今年6月ぐらいから視力が落ち、眼科を受診したところ「網膜中心静脈閉塞症」と診断されました。右目だけで物を見ると、ゆがんだり、ぼやけたりします。「アイリーア」という注射を打ち、少しずつ間隔を長くしている状況です。この病気との付き合い方や治療について教えてください。(福井県小浜市、67歳女性)

 【お答えします】宮下洋亮・福井県立病院眼科医長

 ■高血圧が主な原因、レーザーや手術治療も

 網膜は眼球の内側で光を受け止める役割をしています。網膜の中央近くにある視神経乳頭から動脈と静脈が網膜全体に広がり、中を流れる血液が網膜の働きに必要な酸素や栄養などを運んでいます。
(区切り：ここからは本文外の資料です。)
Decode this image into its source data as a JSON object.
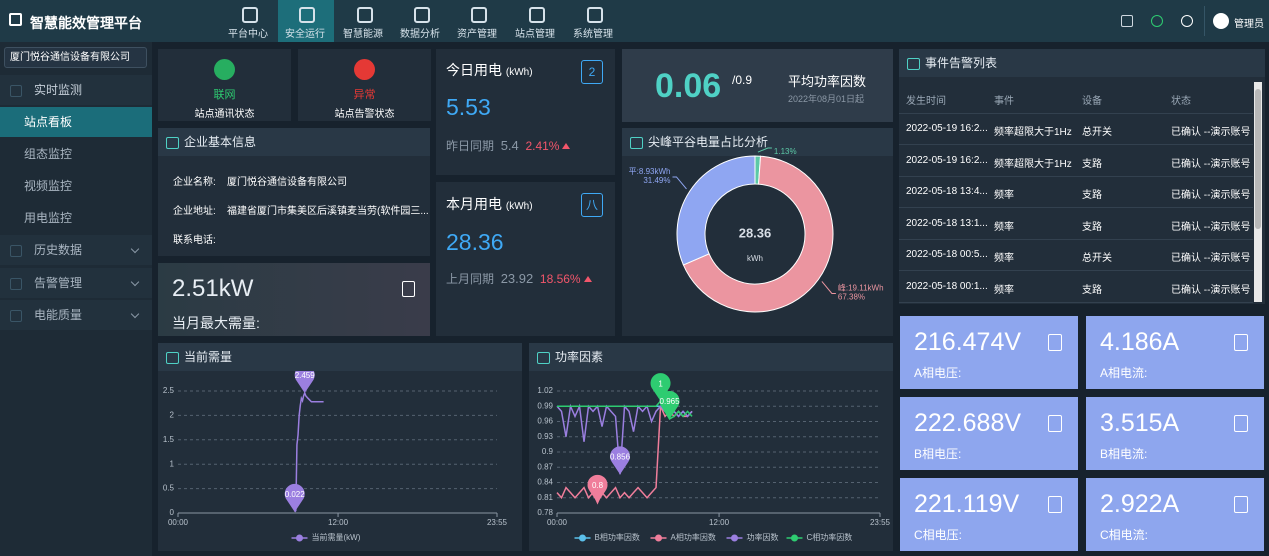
{
  "header": {
    "title": "智慧能效管理平台",
    "nav": [
      "平台中心",
      "安全运行",
      "智慧能源",
      "数据分析",
      "资产管理",
      "站点管理",
      "系统管理"
    ],
    "user": "管理员"
  },
  "sidebar": {
    "company": "厦门悦谷通信设备有限公司",
    "menu": [
      {
        "label": "实时监测",
        "children": [
          "站点看板",
          "组态监控",
          "视频监控",
          "用电监控"
        ]
      },
      {
        "label": "历史数据"
      },
      {
        "label": "告警管理"
      },
      {
        "label": "电能质量"
      }
    ]
  },
  "status": [
    {
      "state": "联网",
      "label": "站点通讯状态"
    },
    {
      "state": "异常",
      "label": "站点告警状态"
    }
  ],
  "company_info": {
    "title": "企业基本信息",
    "rows": [
      {
        "key": "企业名称:",
        "value": "厦门悦谷通信设备有限公司"
      },
      {
        "key": "企业地址:",
        "value": "福建省厦门市集美区后溪镇麦当劳(软件园三..."
      },
      {
        "key": "联系电话:"
      }
    ]
  },
  "max_demand": {
    "value": "2.51kW",
    "label": "当月最大需量:"
  },
  "today": {
    "title": "今日用电",
    "unit": "(kWh)",
    "icon": "2",
    "value": "5.53",
    "compare_label": "昨日同期",
    "compare": "5.4",
    "change": "2.41%"
  },
  "month": {
    "title": "本月用电",
    "unit": "(kWh)",
    "icon": "八",
    "value": "28.36",
    "compare_label": "上月同期",
    "compare": "23.92",
    "change": "18.56%"
  },
  "power_factor": {
    "value": "0.06",
    "target": "/0.9",
    "label": "平均功率因数",
    "since": "2022年08月01日起"
  },
  "events": {
    "title": "事件告警列表",
    "columns": [
      "发生时间",
      "事件",
      "设备",
      "状态"
    ],
    "rows": [
      [
        "2022-05-19 16:2...",
        "频率超限大于1Hz",
        "总开关",
        "已确认 --演示账号"
      ],
      [
        "2022-05-19 16:2...",
        "频率超限大于1Hz",
        "支路",
        "已确认 --演示账号"
      ],
      [
        "2022-05-18 13:4...",
        "频率",
        "支路",
        "已确认 --演示账号"
      ],
      [
        "2022-05-18 13:1...",
        "频率",
        "支路",
        "已确认 --演示账号"
      ],
      [
        "2022-05-18 00:5...",
        "频率",
        "总开关",
        "已确认 --演示账号"
      ],
      [
        "2022-05-18 00:1...",
        "频率",
        "支路",
        "已确认 --演示账号"
      ]
    ]
  },
  "measurements": [
    {
      "value": "216.474V",
      "label": "A相电压:"
    },
    {
      "value": "4.186A",
      "label": "A相电流:"
    },
    {
      "value": "222.688V",
      "label": "B相电压:"
    },
    {
      "value": "3.515A",
      "label": "B相电流:"
    },
    {
      "value": "221.119V",
      "label": "C相电压:"
    },
    {
      "value": "2.922A",
      "label": "C相电流:"
    }
  ],
  "chart_data": [
    {
      "type": "pie",
      "title": "尖峰平谷电量占比分析",
      "center_value": "28.36",
      "center_unit": "kWh",
      "values": [
        1.13,
        67.38,
        31.49
      ],
      "value_labels": [
        "1.13%",
        "67.38%",
        "31.49%"
      ],
      "energy_labels": [
        null,
        "峰:19.11kWh",
        "平:8.93kWh"
      ],
      "colors": [
        "#5cc9a7",
        "#eb95a0",
        "#8fa6f2"
      ]
    },
    {
      "type": "line",
      "title": "当前需量",
      "xlim": [
        "00:00",
        "23:55"
      ],
      "xticks": [
        "00:00",
        "12:00",
        "23:55"
      ],
      "ylim": [
        0,
        2.5
      ],
      "yticks": [
        0,
        0.5,
        1,
        1.5,
        2,
        2.5
      ],
      "grid": true,
      "x": [
        "08:45",
        "08:50",
        "08:55",
        "09:00",
        "09:05",
        "09:10",
        "09:15",
        "09:20",
        "09:25",
        "09:30",
        "09:35",
        "09:45",
        "10:00",
        "10:15",
        "10:30",
        "10:55"
      ],
      "series": [
        {
          "name": "当前需量(kW)",
          "color": "#9b7fe0",
          "markers": [
            "max",
            "min"
          ],
          "values": [
            0.022,
            0.05,
            1.4,
            1.6,
            2.0,
            2.2,
            2.35,
            2.3,
            2.4,
            2.459,
            2.4,
            2.35,
            2.28,
            2.28,
            2.28,
            2.28
          ]
        }
      ]
    },
    {
      "type": "line",
      "title": "功率因素",
      "xlim": [
        "00:00",
        "23:55"
      ],
      "xticks": [
        "00:00",
        "12:00",
        "23:55"
      ],
      "ylim": [
        0.78,
        1.02
      ],
      "yticks": [
        0.78,
        0.81,
        0.84,
        0.87,
        0.9,
        0.93,
        0.96,
        0.99,
        1.02
      ],
      "grid": true,
      "x": [
        "00:00",
        "00:20",
        "00:40",
        "01:00",
        "01:20",
        "01:40",
        "02:00",
        "02:20",
        "02:40",
        "03:00",
        "03:20",
        "03:40",
        "04:00",
        "04:20",
        "04:40",
        "05:00",
        "05:20",
        "05:40",
        "06:00",
        "06:20",
        "06:40",
        "07:00",
        "07:20",
        "07:40",
        "08:00",
        "08:20",
        "08:40",
        "09:00",
        "09:20",
        "09:40",
        "10:00"
      ],
      "series": [
        {
          "name": "B相功率因数",
          "color": "#5bc0eb",
          "markers": [],
          "values": [
            0.99,
            0.99,
            0.99,
            0.99,
            0.99,
            0.99,
            0.99,
            0.99,
            0.99,
            0.99,
            0.99,
            0.99,
            0.99,
            0.99,
            0.99,
            0.99,
            0.99,
            0.99,
            0.99,
            0.99,
            0.99,
            0.99,
            0.99,
            0.99,
            0.98,
            0.97,
            0.98,
            0.97,
            0.98,
            0.97,
            0.98
          ]
        },
        {
          "name": "A相功率因数",
          "color": "#f07e9b",
          "markers": [
            "min"
          ],
          "values": [
            0.82,
            0.81,
            0.83,
            0.82,
            0.81,
            0.82,
            0.83,
            0.81,
            0.82,
            0.8,
            0.82,
            0.81,
            0.82,
            0.83,
            0.81,
            0.82,
            0.81,
            0.82,
            0.83,
            0.82,
            0.81,
            0.82,
            0.83,
            0.99,
            0.97,
            0.98,
            0.97,
            0.98,
            0.97,
            0.97,
            0.98
          ]
        },
        {
          "name": "功率因数",
          "color": "#9b7fe0",
          "markers": [
            "min"
          ],
          "values": [
            0.99,
            0.98,
            0.93,
            0.99,
            0.97,
            0.99,
            0.92,
            0.99,
            0.98,
            0.99,
            0.95,
            0.99,
            0.98,
            0.97,
            0.856,
            0.99,
            0.98,
            0.94,
            0.99,
            0.98,
            0.99,
            0.96,
            0.98,
            0.99,
            0.98,
            0.97,
            0.98,
            0.97,
            0.98,
            0.97,
            0.98
          ]
        },
        {
          "name": "C相功率因数",
          "color": "#2ecc71",
          "markers": [
            "max",
            "min"
          ],
          "values": [
            0.99,
            0.99,
            0.99,
            0.99,
            0.99,
            0.99,
            0.99,
            0.99,
            0.99,
            0.99,
            0.99,
            0.99,
            0.99,
            0.99,
            0.99,
            0.99,
            0.99,
            0.99,
            0.99,
            0.99,
            0.99,
            0.99,
            0.99,
            1,
            0.98,
            0.965,
            0.97,
            0.98,
            0.97,
            0.98,
            0.97
          ]
        }
      ]
    }
  ]
}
 網膜静脈閉塞症は、網膜の静脈が閉塞したために血液の流れが滞り、網膜に出血や浮腫(むくみ)が起こる病気です。光を受け止める働きが悪くなるため見え方にも影響が及び、閉塞の部位や範囲に応じて、視力低下や視野障害、歪視(ゆがんで見える)などの症状が現れます。

 一般的に中心(全体)の閉塞の方が、分枝(一部分)の閉塞よりも重症となり、網膜の中央にある黄斑部が障害されると視力低下が深刻になります。最も多い原因は高血圧ですが、糖尿病や高脂血症など動脈硬化の危険因子にも注意が必要です。

 硝子体内注射が一般的な治療法です。治療効果が一時的で再発する場合には、硝子体内注射を繰り返し行います。内服薬も補助的に使用することがあります。なかなか治らない場合には、網膜光凝固術(レーザー治療)や手術をすることもあります。

 ■片眼で決まった場所見て確認

 発症前の見え方まで回復することは難しいので、症状が残っていても、病状が安定した時点で治療は終了となります。その後も硝子体出血、血管新生緑内障などの合併症が起こることがあるため、引き続き定期検査は必要です。

 治療が長期にわたる病気ですので、指示を守り定期検査を欠かさず受けるようにしましょう。普段両眼で見て生活していると、片眼の見え方が悪くなっていても気付かないことがあります。時々片眼ずつで決まった場所を見て、以前の見え方と大きく変わっていないか確認すると、病状が悪化した時に早く気付けます。高血圧など原因となる疾患については、生活習慣を改善する心がけが大切です。塩分や脂肪分を控えた食事、適度の運動、禁煙など規則正しい生活を送りましょう。